Consider your terrain and scenario requirements, and then determine roughly where your caster needs to be to support his army and have an effect on the battle field. Here is an example of how I am running my current Prime Madrak 35 point list. Burrowers act as flankers and they cover my right side. My kriel stone unit will also be covering my right side, along with the Pyre to ensure Madrak is covered. On my left I the rune bearer and fell caller positioned to support Madrak and the Kriel warriors. Next is my KW’s, this formation optimizes take-up and alpha/counter striking. The Earthborn is on the far left, almost at the edge of Madrak’s control area. I have really liked this positioning, I use it to ensure good use of elemental communion (as people tend to put terrain on the edges instead of in the middle) and it will make it difficult for your opponent to get your heavy, as well as ensure a caber is close at hand for adaptation goodness.
(Note: the earthborn is the one with his art turned off)
Now turn 1 we want to move into a jamming position, get our caster roughly 8-9” up the table (especially with KW’s you want to only be moving your caster 8-9” max) and try position our army to take up lots of space and make the opponent feel your presence on the table. With burrowers I try to do a turn 2 burrow as much as possible, I find they do a great job staying above ground turn 1, the stone helps them not hate blast damage so much, and the chronicler gives them a little extra survivability. Plus they are a great threat and if my opponent chooses to focus on them, then hey my KW’s are untouched and ready to unleash the pain. Now much of this is specific to my army, but you should see the concepts I am using here;
1. Spread out and cover all your bases, we have medium bases and pretty big command ranges, take advantage of it and you won’t be tripping over your own dudes as much
2. Don’t worry about covering your warlock so much turn 1, especially if you have found some terrain. Even without terrain your caster can handle a few pot shots, sometimes not even be scratched by them, each bullet spent on your caster is one less taking out your infantry.

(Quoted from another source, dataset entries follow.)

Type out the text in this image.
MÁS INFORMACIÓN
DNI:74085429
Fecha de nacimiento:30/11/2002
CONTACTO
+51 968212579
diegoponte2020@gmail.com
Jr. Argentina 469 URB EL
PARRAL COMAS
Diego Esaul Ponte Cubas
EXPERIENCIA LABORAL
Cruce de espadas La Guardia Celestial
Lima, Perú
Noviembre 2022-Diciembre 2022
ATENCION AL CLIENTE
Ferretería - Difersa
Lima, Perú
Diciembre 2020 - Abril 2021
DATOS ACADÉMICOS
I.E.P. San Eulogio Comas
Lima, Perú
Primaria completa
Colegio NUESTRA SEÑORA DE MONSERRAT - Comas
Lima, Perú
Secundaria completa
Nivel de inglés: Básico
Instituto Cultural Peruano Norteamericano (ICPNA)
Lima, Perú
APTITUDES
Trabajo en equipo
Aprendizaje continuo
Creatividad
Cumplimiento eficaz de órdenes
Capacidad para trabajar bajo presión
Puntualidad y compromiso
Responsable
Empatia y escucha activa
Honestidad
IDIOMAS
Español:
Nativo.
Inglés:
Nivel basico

3. Keep your support up front and in the game, some people will opt to cap what support you have, let them. I always have more than one way to skin a cat, losing one piece does not make or break my list (except for the caster of course) and you only need support pieces for the first 3 turns usually. The fell caller is the only piece I will actually try to protect (with this list I have sure foot and the stone, which is enough usually), however if I over protect him, he loses his usefulness, keep this in mind as its a difficult balancing act.